The EU has voted to ban the fungicide chlorothalonil, robbing growers of another vital plant protection product and leaving crops open to high levels of disease. CPM reports.

The European Standing Committee on Plants, Animals, Food and Feed (SCoPAFF) voted against renewing the approval of chlorothalonil on Friday (22 March), following the European Chemicals Agency’s classification of the product as a category one carcinogen.

The fungicide is used to control septoria in wheat and ramularia in barley, but is also used on other crops including potatoes and pulses.

Although no dates have been given on when products like Bravo, which contain chlorothalonil, will be banned, it is likely to be in Spring 2020.

Massive set back

Ian Sands, chairman of NFU Scotland’s Combinable Crops Committee and who farms just under 810ha in Perthshire, said the decision was a massive set-back for the cereal sector, with potential to affect the whole of the Scottish food and drink industry.

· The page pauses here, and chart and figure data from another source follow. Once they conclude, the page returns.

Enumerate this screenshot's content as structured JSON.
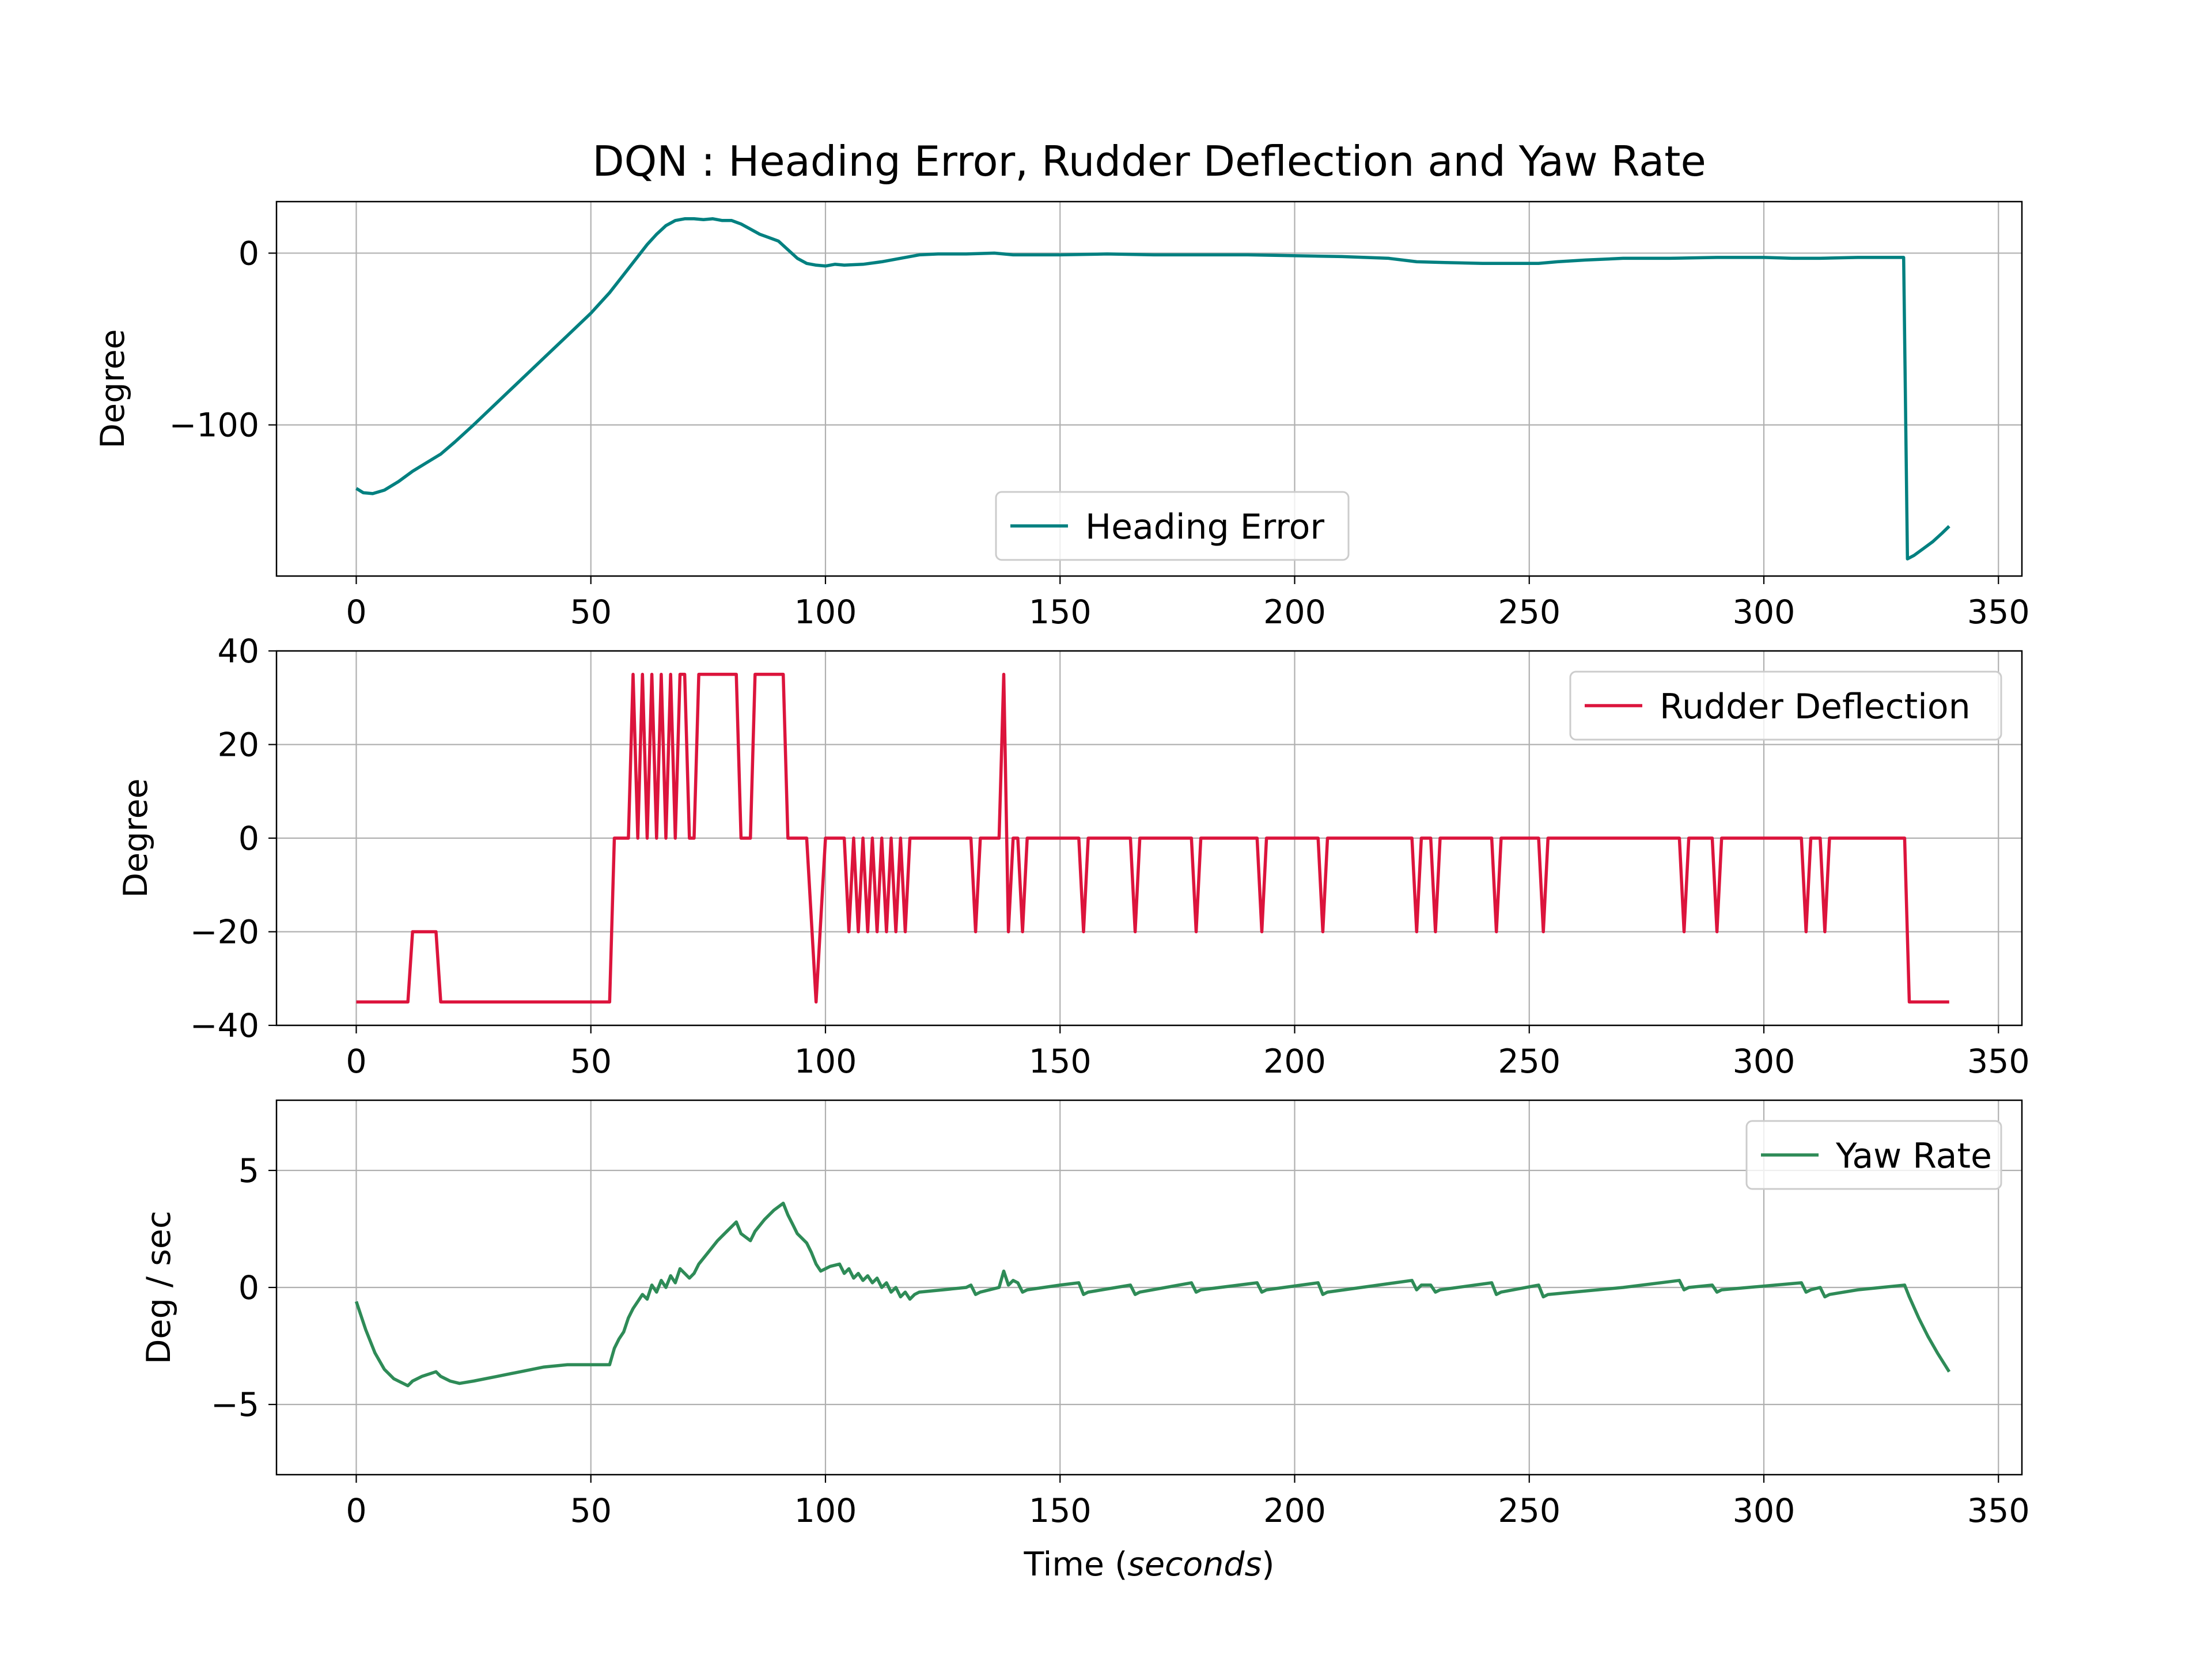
{
  "title": "DQN : Heading Error, Rudder Deflection and Yaw Rate",
  "xlabel_prefix": "Time  (",
  "xlabel_italic": "seconds",
  "xlabel_suffix": ")",
  "chart_data": [
    {
      "type": "line",
      "ylabel": "Degree",
      "xlim": [
        -17,
        355
      ],
      "ylim": [
        -188,
        30
      ],
      "xticks": [
        0,
        50,
        100,
        150,
        200,
        250,
        300,
        350
      ],
      "yticks": [
        -100,
        0
      ],
      "ytick_labels": [
        "−100",
        "0"
      ],
      "grid": true,
      "legend_position": "lower-center",
      "series": [
        {
          "name": "Heading Error",
          "color": "#008080",
          "points": [
            [
              0,
              -137
            ],
            [
              2,
              -139
            ],
            [
              4,
              -139
            ],
            [
              6,
              -137
            ],
            [
              8,
              -134
            ],
            [
              10,
              -130
            ],
            [
              13,
              -124
            ],
            [
              16,
              -119
            ],
            [
              19,
              -114
            ],
            [
              22,
              -107
            ],
            [
              26,
              -98
            ],
            [
              30,
              -88
            ],
            [
              35,
              -75
            ],
            [
              40,
              -62
            ],
            [
              45,
              -49
            ],
            [
              50,
              -35
            ],
            [
              53,
              -26
            ],
            [
              55,
              -21
            ],
            [
              57,
              -16
            ],
            [
              59,
              -11
            ],
            [
              61,
              -7
            ],
            [
              63,
              -3
            ],
            [
              65,
              1
            ],
            [
              68,
              6
            ],
            [
              71,
              12
            ],
            [
              54,
              -7
            ],
            [
              56,
              -2
            ],
            [
              58,
              4
            ]
          ]
        }
      ]
    },
    {
      "type": "line",
      "ylabel": "Degree",
      "xlim": [
        -17,
        355
      ],
      "ylim": [
        -40,
        40
      ],
      "xticks": [
        0,
        50,
        100,
        150,
        200,
        250,
        300,
        350
      ],
      "yticks": [
        -40,
        -20,
        0,
        20,
        40
      ],
      "ytick_labels": [
        "−40",
        "−20",
        "0",
        "20",
        "40"
      ],
      "grid": true,
      "legend_position": "upper-right",
      "series": [
        {
          "name": "Rudder Deflection",
          "color": "#DC143C",
          "points": []
        }
      ]
    },
    {
      "type": "line",
      "ylabel": "Deg / sec",
      "xlim": [
        -17,
        355
      ],
      "ylim": [
        -8,
        8
      ],
      "xticks": [
        0,
        50,
        100,
        150,
        200,
        250,
        300,
        350
      ],
      "yticks": [
        -5,
        0,
        5
      ],
      "ytick_labels": [
        "−5",
        "0",
        "5"
      ],
      "grid": true,
      "legend_position": "upper-right",
      "series": [
        {
          "name": "Yaw Rate",
          "color": "#2E8B57",
          "points": []
        }
      ]
    }
  ]
}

“Growers like myself will find it very hard to understand why a product that has been in use since 1964 is now deemed unsafe.

“Without doubt, this product is the mainstay of fungal disease control in Scotland’s largest and most important crop, barley, where it is the only effective tool available for the control of ramularia leaf spot.

“A bad infestation can cause a fall in yield of 0.6t/ha, equivalent to more than 10% of crop lost,” he explained.

“Ramularia also impairs quality and can increase screenings, hitting those who are growing for a quality market like malt whisky.”

The decision to ban chlorothalonil also increases the chance of resistance developing to other active ingredients, as it is often used in combination with other products, added Mr Sands.

“With the number of plant protection products available to growers shrinking, the loss of chlorothalonil has the potential to make the viability of growing crops borderline.

“Factor in that this product is still going to be allowed to be used in other countries outwith the EU, then this is disastrous for our growers.”